Anche per questo ho deciso di fondare la Cinque Terre Academy, un’associazione per la promozione e la salvaguardia della biodiversità, che parte dalle Cinque terre e guarda a tutto il mondo: il nome è un modo di fare anche da ambasciatore per il nostro territorio, me lo porto dietro in tutte le gare del mondo. Ho anche pubblicato una guida subacquea, si chiama “Cinque terre con le pinne”: ora che ci penso, l’ho presentata ovunque, ma non alle Cinque terre.
La meraviglia si nasconde ovunque, anche in superficie, non è necessario rincorrere gli abissi. C’è uno scoglio sul percorso della via dell’Amore: al suo esterno puoi incontrare pesci pelagici, specie fino a poco tempo fa aliene qui, come i barracuda, i pesci balestra. Nella parte interna puoi a volte ammirare anche i cormorani che pescano, lo spettacolo della quotidianità degli animali terrestri e aerei che si mescolano a quelli del mare.

Le poche persone che possono dare del tu al mare non glielo danno. Del mare, bisogna sempre avere paura.
E comunque la paura non la si elimina mai del tutto. La fobia dello squalo credo sia quasi generazionale per noi. La puoi combattere, sfidare, come quando mi sono immerso al tramonto a Shark Bay, a Sharm el Sheikh, e in mezzo ai coralli, tra i rami immensi, focalizzato sul controllo dell’ansia ho visto una tartaruga gigante che era come una memoria storica del mare, placida. Un’immagine di una serenità che non può non avvolgerti.

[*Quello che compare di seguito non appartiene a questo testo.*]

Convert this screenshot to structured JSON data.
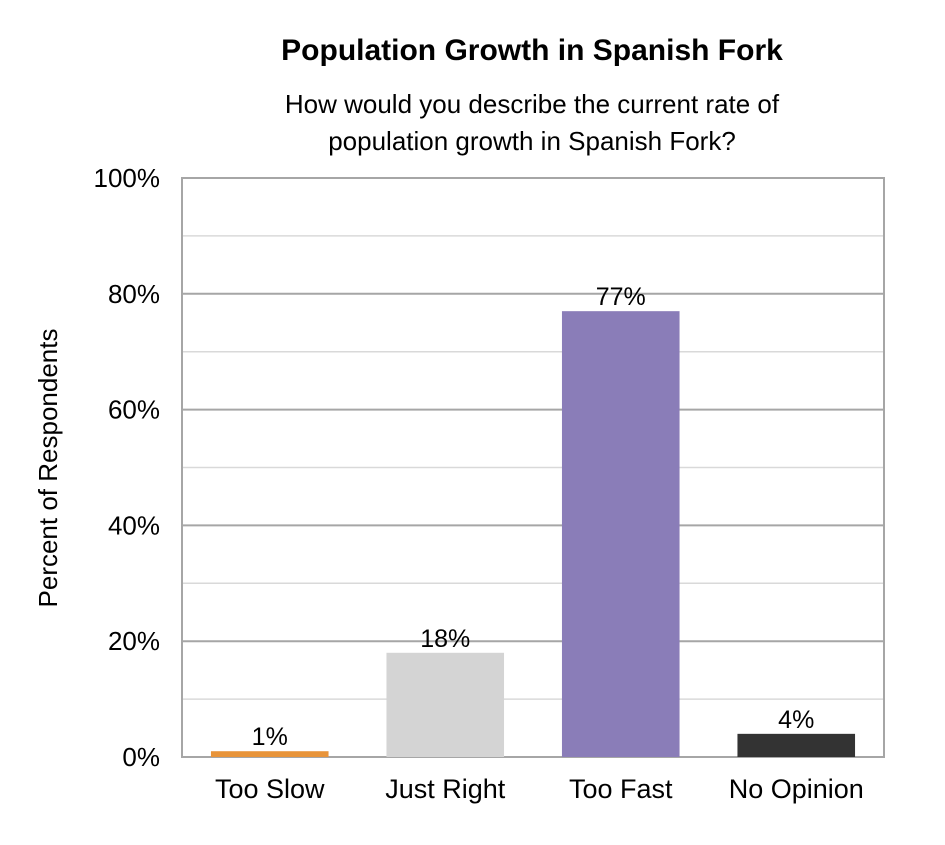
{
  "chart_data": {
    "type": "bar",
    "title": "Population Growth in Spanish Fork",
    "subtitle_lines": [
      "How would you describe the current rate of",
      "population growth in Spanish Fork?"
    ],
    "ylabel": "Percent of Respondents",
    "xlabel": "",
    "categories": [
      "Too Slow",
      "Just Right",
      "Too Fast",
      "No Opinion"
    ],
    "values": [
      1,
      18,
      77,
      4
    ],
    "data_labels": [
      "1%",
      "18%",
      "77%",
      "4%"
    ],
    "colors": [
      "#E8943A",
      "#D4D4D4",
      "#8A7DB8",
      "#333333"
    ],
    "ylim": [
      0,
      100
    ],
    "major_ticks": [
      0,
      20,
      40,
      60,
      80,
      100
    ],
    "tick_labels": [
      "0%",
      "20%",
      "40%",
      "60%",
      "80%",
      "100%"
    ],
    "minor_gridlines": [
      10,
      30,
      50,
      70,
      90
    ],
    "grid": true,
    "legend": "none"
  }
}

Ultimamente la batimetrica delle mie immersioni si è abbassata drasticamente: ora è tra gli 0 e i 35 cm, a livello di mia figlia: vedere la meraviglia del mare coi suoi occhi ti fa capire ancora più chiaramente l’urgenza di preservarlo.
Quando m’immergo, generalmente esco da solo. Se devo avere un partner, mi fido solo di mio fratello. C’era lui con me quando ho fatto il record di apnea dinamica sotto i ghiacci. Gli devo la vita, suo malgrado. Ero giovane, era il 2008, in Val di Non, Lago di Smeraldo.

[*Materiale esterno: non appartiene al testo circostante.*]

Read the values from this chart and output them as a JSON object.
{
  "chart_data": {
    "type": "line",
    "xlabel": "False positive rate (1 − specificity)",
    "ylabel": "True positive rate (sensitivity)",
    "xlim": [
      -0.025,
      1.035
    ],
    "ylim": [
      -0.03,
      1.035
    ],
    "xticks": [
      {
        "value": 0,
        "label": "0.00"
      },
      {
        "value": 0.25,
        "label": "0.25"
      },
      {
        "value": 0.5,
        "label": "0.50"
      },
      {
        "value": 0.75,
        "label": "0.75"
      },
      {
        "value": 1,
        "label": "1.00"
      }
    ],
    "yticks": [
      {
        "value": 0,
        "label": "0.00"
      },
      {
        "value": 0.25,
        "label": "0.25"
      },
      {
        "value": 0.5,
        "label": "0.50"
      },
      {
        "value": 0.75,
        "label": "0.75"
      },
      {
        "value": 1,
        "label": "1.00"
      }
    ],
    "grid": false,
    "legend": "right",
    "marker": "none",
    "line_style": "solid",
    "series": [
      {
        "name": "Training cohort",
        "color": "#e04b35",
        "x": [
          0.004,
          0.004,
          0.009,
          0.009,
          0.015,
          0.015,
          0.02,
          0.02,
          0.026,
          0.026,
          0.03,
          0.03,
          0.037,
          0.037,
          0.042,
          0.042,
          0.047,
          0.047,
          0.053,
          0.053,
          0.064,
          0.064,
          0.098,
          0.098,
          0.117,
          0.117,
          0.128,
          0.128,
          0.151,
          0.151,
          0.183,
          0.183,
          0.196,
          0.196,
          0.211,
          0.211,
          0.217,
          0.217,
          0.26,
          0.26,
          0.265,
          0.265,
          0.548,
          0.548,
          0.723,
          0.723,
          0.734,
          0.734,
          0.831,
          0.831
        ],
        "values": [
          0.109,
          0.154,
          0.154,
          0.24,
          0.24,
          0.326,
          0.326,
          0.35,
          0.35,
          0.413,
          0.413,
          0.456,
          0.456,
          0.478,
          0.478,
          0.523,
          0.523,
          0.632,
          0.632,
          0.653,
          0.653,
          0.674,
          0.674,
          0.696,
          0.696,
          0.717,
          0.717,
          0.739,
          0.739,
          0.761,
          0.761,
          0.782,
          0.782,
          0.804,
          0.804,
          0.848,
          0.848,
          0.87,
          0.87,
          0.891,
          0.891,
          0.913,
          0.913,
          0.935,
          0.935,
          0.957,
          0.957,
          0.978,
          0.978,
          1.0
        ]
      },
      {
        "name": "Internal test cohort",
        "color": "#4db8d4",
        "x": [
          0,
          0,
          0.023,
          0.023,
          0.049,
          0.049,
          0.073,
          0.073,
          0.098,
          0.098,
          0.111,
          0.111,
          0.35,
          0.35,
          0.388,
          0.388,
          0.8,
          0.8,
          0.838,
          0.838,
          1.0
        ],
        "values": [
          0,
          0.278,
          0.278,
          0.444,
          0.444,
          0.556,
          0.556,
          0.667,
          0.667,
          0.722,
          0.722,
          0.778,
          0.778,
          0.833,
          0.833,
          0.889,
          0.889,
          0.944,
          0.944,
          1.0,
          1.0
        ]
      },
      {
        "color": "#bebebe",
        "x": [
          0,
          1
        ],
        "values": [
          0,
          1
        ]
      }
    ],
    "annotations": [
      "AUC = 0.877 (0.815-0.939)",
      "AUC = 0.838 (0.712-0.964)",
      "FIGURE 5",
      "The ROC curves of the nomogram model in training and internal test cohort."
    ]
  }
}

Mi ero allenato a lungo, alle Cinque Terre, in piscina alla Venere, e alla montagna di noi spezzini, il Cerreto, nelle prime prove sotto il ghiaccio. In un lago ghiacciato ti senti come in un acquario, dai più valore al tuo stesso respiro.

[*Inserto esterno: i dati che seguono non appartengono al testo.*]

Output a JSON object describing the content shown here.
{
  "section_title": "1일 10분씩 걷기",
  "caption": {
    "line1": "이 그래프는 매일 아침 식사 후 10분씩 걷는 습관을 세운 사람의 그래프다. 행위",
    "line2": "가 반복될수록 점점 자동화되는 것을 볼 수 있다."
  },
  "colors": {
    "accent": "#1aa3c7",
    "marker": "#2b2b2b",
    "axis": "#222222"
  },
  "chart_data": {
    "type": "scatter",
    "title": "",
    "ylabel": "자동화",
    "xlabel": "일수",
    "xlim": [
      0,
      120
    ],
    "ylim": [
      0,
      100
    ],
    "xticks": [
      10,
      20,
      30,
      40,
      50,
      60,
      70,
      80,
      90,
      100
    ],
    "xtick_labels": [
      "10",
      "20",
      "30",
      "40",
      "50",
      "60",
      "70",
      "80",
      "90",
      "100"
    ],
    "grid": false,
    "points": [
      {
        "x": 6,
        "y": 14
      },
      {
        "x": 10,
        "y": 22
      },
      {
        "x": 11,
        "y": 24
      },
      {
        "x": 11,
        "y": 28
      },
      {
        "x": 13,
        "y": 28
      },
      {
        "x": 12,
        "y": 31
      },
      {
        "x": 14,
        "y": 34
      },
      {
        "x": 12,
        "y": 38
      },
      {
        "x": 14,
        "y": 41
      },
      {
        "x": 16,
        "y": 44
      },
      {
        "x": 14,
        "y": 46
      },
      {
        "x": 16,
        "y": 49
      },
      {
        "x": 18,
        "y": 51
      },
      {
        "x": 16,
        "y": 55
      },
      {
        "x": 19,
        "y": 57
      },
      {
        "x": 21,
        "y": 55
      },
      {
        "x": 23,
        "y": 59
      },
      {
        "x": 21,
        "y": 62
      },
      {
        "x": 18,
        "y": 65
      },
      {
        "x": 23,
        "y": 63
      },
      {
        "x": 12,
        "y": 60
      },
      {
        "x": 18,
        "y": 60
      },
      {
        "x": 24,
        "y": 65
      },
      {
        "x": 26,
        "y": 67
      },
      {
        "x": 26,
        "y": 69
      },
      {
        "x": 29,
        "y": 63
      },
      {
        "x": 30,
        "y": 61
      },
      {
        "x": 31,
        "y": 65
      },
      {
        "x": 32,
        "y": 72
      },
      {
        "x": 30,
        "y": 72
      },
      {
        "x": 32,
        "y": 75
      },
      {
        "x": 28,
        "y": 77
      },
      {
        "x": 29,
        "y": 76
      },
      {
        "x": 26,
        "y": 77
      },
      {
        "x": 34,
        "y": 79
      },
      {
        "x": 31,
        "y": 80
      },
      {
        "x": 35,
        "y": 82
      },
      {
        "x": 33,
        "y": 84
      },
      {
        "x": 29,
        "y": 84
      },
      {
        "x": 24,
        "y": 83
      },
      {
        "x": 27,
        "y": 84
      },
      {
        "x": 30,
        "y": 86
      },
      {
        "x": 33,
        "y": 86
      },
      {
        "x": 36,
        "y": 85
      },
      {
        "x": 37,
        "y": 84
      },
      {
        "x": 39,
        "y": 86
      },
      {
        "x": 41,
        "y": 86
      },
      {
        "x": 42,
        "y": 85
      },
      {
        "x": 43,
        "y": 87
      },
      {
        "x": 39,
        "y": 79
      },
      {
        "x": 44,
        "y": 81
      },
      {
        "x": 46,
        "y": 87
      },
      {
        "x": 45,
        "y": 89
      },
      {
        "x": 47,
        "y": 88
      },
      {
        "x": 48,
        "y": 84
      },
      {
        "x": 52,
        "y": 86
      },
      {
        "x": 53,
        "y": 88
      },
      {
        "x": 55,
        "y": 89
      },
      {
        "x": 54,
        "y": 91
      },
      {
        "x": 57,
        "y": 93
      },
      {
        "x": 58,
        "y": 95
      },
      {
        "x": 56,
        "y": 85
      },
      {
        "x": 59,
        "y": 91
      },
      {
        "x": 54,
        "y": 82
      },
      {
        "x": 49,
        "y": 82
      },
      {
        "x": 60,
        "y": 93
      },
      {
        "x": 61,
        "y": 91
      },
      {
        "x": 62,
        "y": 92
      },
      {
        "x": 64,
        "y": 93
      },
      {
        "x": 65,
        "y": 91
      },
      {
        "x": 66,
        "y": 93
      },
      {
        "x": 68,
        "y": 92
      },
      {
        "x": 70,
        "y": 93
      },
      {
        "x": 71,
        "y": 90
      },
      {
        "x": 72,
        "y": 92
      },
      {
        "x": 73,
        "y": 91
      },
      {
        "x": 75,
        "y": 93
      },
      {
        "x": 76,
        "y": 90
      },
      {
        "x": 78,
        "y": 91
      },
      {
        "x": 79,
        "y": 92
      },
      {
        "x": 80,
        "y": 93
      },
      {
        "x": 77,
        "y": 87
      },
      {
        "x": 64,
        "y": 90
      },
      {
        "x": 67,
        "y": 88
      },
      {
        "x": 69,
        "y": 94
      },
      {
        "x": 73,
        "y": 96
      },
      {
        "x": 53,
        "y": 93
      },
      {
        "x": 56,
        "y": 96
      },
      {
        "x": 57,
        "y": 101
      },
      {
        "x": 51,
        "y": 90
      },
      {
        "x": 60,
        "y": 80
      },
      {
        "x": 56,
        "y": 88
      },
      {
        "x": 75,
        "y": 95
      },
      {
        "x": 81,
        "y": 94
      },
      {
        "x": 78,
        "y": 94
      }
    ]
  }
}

Alla prova generale dell’impresa, la vigilia, mi calai nel buco d’ingresso, ma dopo qualche metro sotto il ghiaccio il moschettone si sganciò, e quindi persi la direzione verso il buco, che era da qualche parte, 43 metri più in là del foro d’entrata. Mentre stavo nuotando nel buio impattai con la schiena con la superficie del ghiaccio, sentivo l’aria dei polmoni diradarsi. A un certo punto quando stavo per perdere i sensi vidi una luce: era la telecamera di mio fratello. Presi l’erogatore di emergenza da lui, e tornai a respirare. La notte non riuscii a dormire, mi svegliavo di continuo, di soprassalto. La mia compagna, che sarebbe diventata mia moglie e la madre di mia figlia, mi tranquillizzò “ma no, non ti preoccupare, ieri è andata benissimo”. Non avevo avuto il coraggio di raccontarle nulla.
Del mare, ma anche del lago, bisogna aver sempre paura.